Хлопали маленьким артистам от души, многие раненые отдавали детям заначенные куски сахара, хлеб. Голодновато населению жилось, особенно детям с их скудными пайками.
Продукты давали по карточкам, имевшим четыре категории. К первой категории относились рабочие оборонной промышленности они получали 700 граммов хлеба в день; вторая категория включала рабочих других отраслей, а также врачей и учителей, получавших в день 500 граммов хлеба; к третьей категории относились служащие им полагалось 400 граммов хлеба, а старики и дети получали по 300 граммов хлеба в день.

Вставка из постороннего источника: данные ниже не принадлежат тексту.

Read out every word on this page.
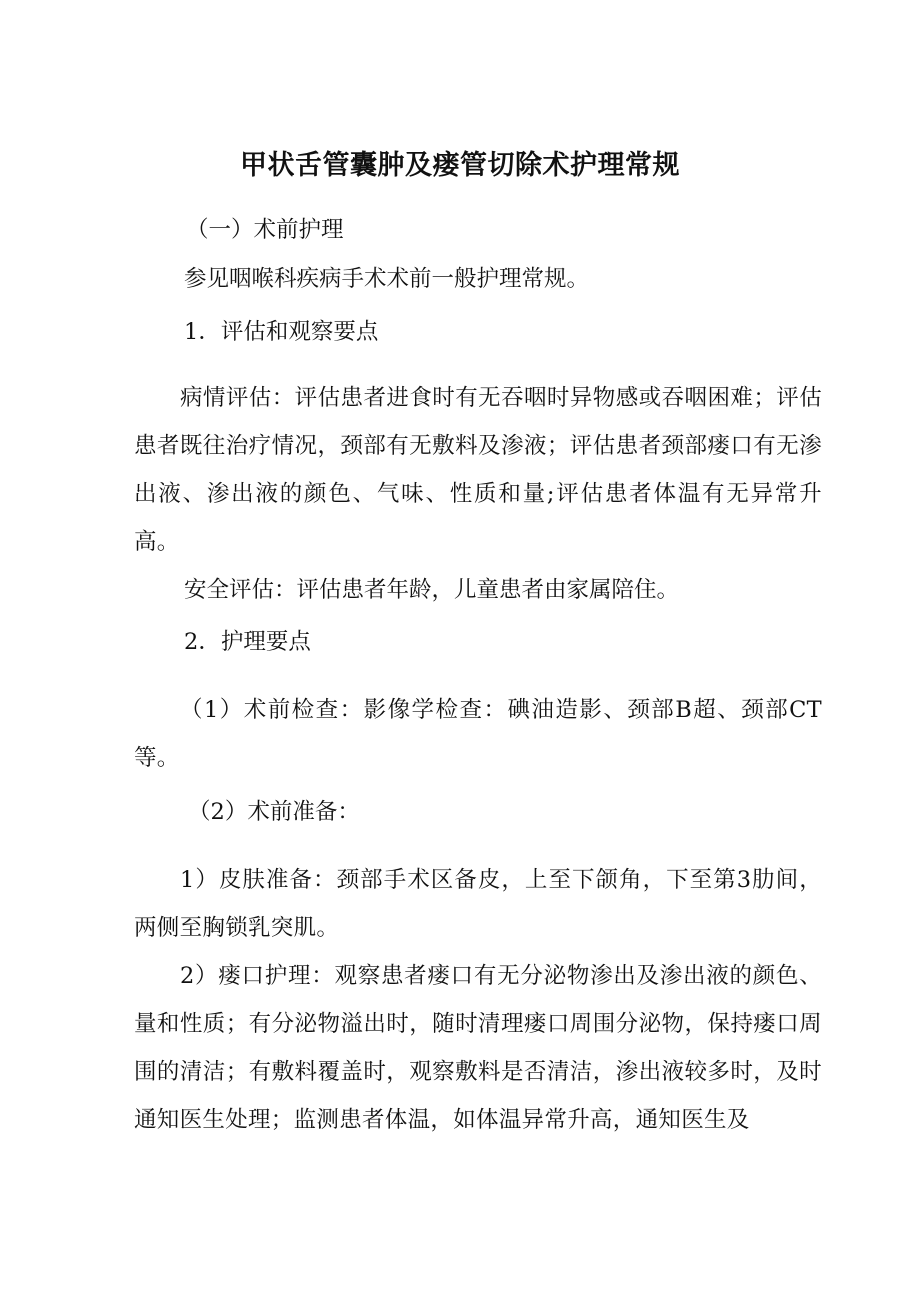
甲状舌管囊肿及瘘管切除术护理常规
（一）术前护理
参见咽喉科疾病手术术前一般护理常规。
1．评估和观察要点
病情评估：评估患者进食时有无吞咽时异物感或吞咽困难；评估患者既往治疗情况，颈部有无敷料及渗液；评估患者颈部瘘口有无渗出液、渗出液的颜色、气味、性质和量;评估患者体温有无异常升高。
安全评估：评估患者年龄，儿童患者由家属陪住。
2．护理要点
（1）术前检查：影像学检查：碘油造影、颈部B超、颈部CT等。
（2）术前准备：
1）皮肤准备：颈部手术区备皮，上至下颌角，下至第3肋间，两侧至胸锁乳突肌。
2）瘘口护理：观察患者瘘口有无分泌物渗出及渗出液的颜色、量和性质；有分泌物溢出时，随时清理瘘口周围分泌物，保持瘘口周围的清洁；有敷料覆盖时，观察敷料是否清洁，渗出液较多时，及时通知医生处理；监测患者体温，如体温异常升高，通知医生及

На рабочую карточку давали еще 300 граммов жиров, 800 граммов крупы и 400 граммов сахара в месяц. По карточке же давали и керосин для лампы.
С началом войны цены на продукты на рынках выросли в десять и более раз: буханка хлеба стоила 100 рублей, килограмм сала 200, картошка 120 рублей, кусок мыла 40 рублей, пара ботинок 60 рублей. И это при средней зарплате рабочего 430 рублей в месяц.
Денежное довольствие пехотинца в армии было 8,5 рубля в месяц, старшины 150 рублей, командира роты 750 рублей, батальона 850 рублей; командиру полка полагалось 1200 рублей в месяц. Правда, приплачивали премию за уничтожение вражеской техники: летчику-истребителю 1000 рублей, бомбардировщику за боевой вылет 500 рублей. За уничтожение танка из противотанкового ружья платили 500 рублей, за подрыв его гранатой 1000 рублей.
Доплачивали за медали и ордена. Так, за медаль «За отвагу» 10 рублей в месяц, за орден Красной Звезды 25 рублей, за орден Ленина 50 рублей ежемесячно. Так что туго было и с едой, и с одеждой.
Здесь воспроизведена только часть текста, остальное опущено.